With this in, the code in the SMTP session remains clear with no special cases and no “state” variables all over the place.

So how do we deal with addresses ? #

Let’s get back to the main issue: fixing addresses.

So, the message parser has made it possible to extract specific headers and we could now do the following without having to kludge the session reading code:

rfc2822_header_callback(&s->rfc2822_parser, "from",
	header_masquerade_callback, s);
rfc2822_header_callback(&s->rfc2822_parser, "to",
	header_masquerade_callback, s);
rfc2822_header_callback(&s->rfc2822_parser, "cc",
	header_masquerade_callback, s);

But how do we implement header_masquerade_callback ?

Instead of using the previous “parse-and-render” approach, I decided to give a try at another way: locate insert points.

While it is hard to parse the header into a series of per-address structures that I can work with and render back, it is not too hard to parse the header into a series of buffers in which I can check if a domain is missing and locate where it should have been. This technique has the advantage that once the processing has been done, the buffers can be written back in sequence preserving the structure of the original message.

For instance:

From: "Gilles Chehade"      gilles,      "Eric Faurot" eric@poolp.org, "Charles Longeau" < chl >

Would now be parsed into three buffers containing (note that the various superfluous spaces were preserved):

"Gilles Chehade"      gilles
"Eric Faurot" eric@poolp.org
"Charles Longeau" < chl >

The domain-appending logic would then go through the three buffers and determine:

is a domain appending necessary ? if it is, where in the buffer should it be inserted ? The second buffer would be unchanged while the first and third buffers would result in an insert point right after gilles and right after chl. The code would then simply copy the buffer to another one up to that insert point, insert the domain, then copy the remaining. Once all buffers have been processed, they are written sequentially resulting in:

From: "Gilles Chehade"      gilles@poolp.org,      "Eric Faurot" eric@poolp.org, "Charles Longeau" < chl@poolp.org >

Again note that structure has been preserved, header has not be rendered multi-line and superfluous spaces in the original header are left as is.

So… we’re all done ? #

This has been committed several weeks ago and there’s been no complaints so I guess the solution was correct.
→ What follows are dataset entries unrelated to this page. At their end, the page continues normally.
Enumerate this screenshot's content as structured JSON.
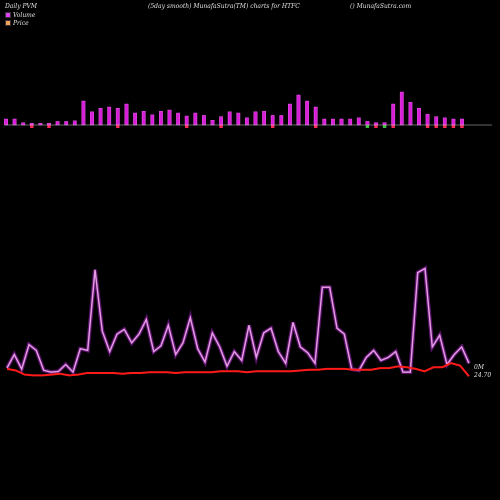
{
  "header": {
    "left": "Daily PVM",
    "center": "(5day smooth) MunafaSutra(TM) charts for HTFC",
    "right": "() MunafaSutra.com"
  },
  "legend": [
    {
      "label": "Volume",
      "color": "#e040fb"
    },
    {
      "label": "Price",
      "color": "#f5a05a"
    }
  ],
  "colors": {
    "volume_up": "#d61fd6",
    "volume_down": "#ff2a5c",
    "volume_small": "#3fbf3f",
    "pvm_line": "#e39ae0",
    "pvm_line_glow": "#a020c0",
    "price_line": "#ff1a1a",
    "baseline": "#cccccc"
  },
  "labels": {
    "volume_scale": "0M",
    "last_price": "24.70"
  },
  "chart_data": [
    {
      "type": "bar",
      "title": "Volume",
      "values": [
        10,
        10,
        4,
        3,
        3,
        3,
        6,
        6,
        7,
        40,
        22,
        28,
        30,
        28,
        35,
        20,
        23,
        17,
        23,
        25,
        20,
        15,
        20,
        16,
        8,
        14,
        22,
        20,
        12,
        22,
        23,
        16,
        16,
        35,
        50,
        40,
        30,
        10,
        10,
        10,
        10,
        12,
        6,
        4,
        4,
        35,
        55,
        38,
        28,
        18,
        14,
        12,
        10,
        10
      ],
      "down_bars": [
        3,
        5,
        13,
        21,
        25,
        31,
        36,
        42,
        43,
        44,
        45,
        49,
        50,
        51,
        52,
        53
      ],
      "green_bars": [
        2,
        4,
        6,
        33,
        38,
        40,
        42,
        44
      ],
      "ylim": [
        0,
        60
      ]
    },
    {
      "type": "line",
      "title": "PVM",
      "values": [
        12,
        35,
        10,
        52,
        42,
        8,
        5,
        6,
        18,
        5,
        45,
        42,
        180,
        75,
        40,
        70,
        78,
        55,
        70,
        95,
        40,
        50,
        85,
        35,
        55,
        98,
        45,
        22,
        72,
        48,
        15,
        40,
        25,
        85,
        30,
        72,
        80,
        40,
        20,
        90,
        48,
        38,
        20,
        150,
        150,
        80,
        70,
        10,
        8,
        30,
        42,
        25,
        30,
        40,
        5,
        5,
        175,
        182,
        48,
        68,
        18,
        35,
        48,
        20
      ],
      "ylim": [
        0,
        200
      ]
    },
    {
      "type": "line",
      "title": "Price",
      "values": [
        25.6,
        25.4,
        24.9,
        24.8,
        24.8,
        24.9,
        25.0,
        24.8,
        24.9,
        25.1,
        25.1,
        25.1,
        25.1,
        25.0,
        25.1,
        25.1,
        25.2,
        25.2,
        25.2,
        25.1,
        25.2,
        25.2,
        25.2,
        25.2,
        25.3,
        25.3,
        25.3,
        25.2,
        25.3,
        25.3,
        25.3,
        25.3,
        25.3,
        25.4,
        25.5,
        25.5,
        25.6,
        25.6,
        25.6,
        25.5,
        25.5,
        25.5,
        25.7,
        25.7,
        25.9,
        25.8,
        25.6,
        25.3,
        25.8,
        25.8,
        26.3,
        26.0,
        24.7
      ],
      "ylim": [
        24,
        34
      ]
    }
  ]
}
We’ve discussed about masquerading a bit and maybe we will reevaluate our position that it would be better off in a filter, after all … the code to do the domain append is masquerading so if we’re going to do it for the incoming case we might as well make it handle the outgoing case too.

However, our stance has not changed and while the message parser offers a lot of ease for in-daemon content altering, we still believe that the bulk of content altering is filters material. If only to benefit from privileges separation while parsing untrusted content.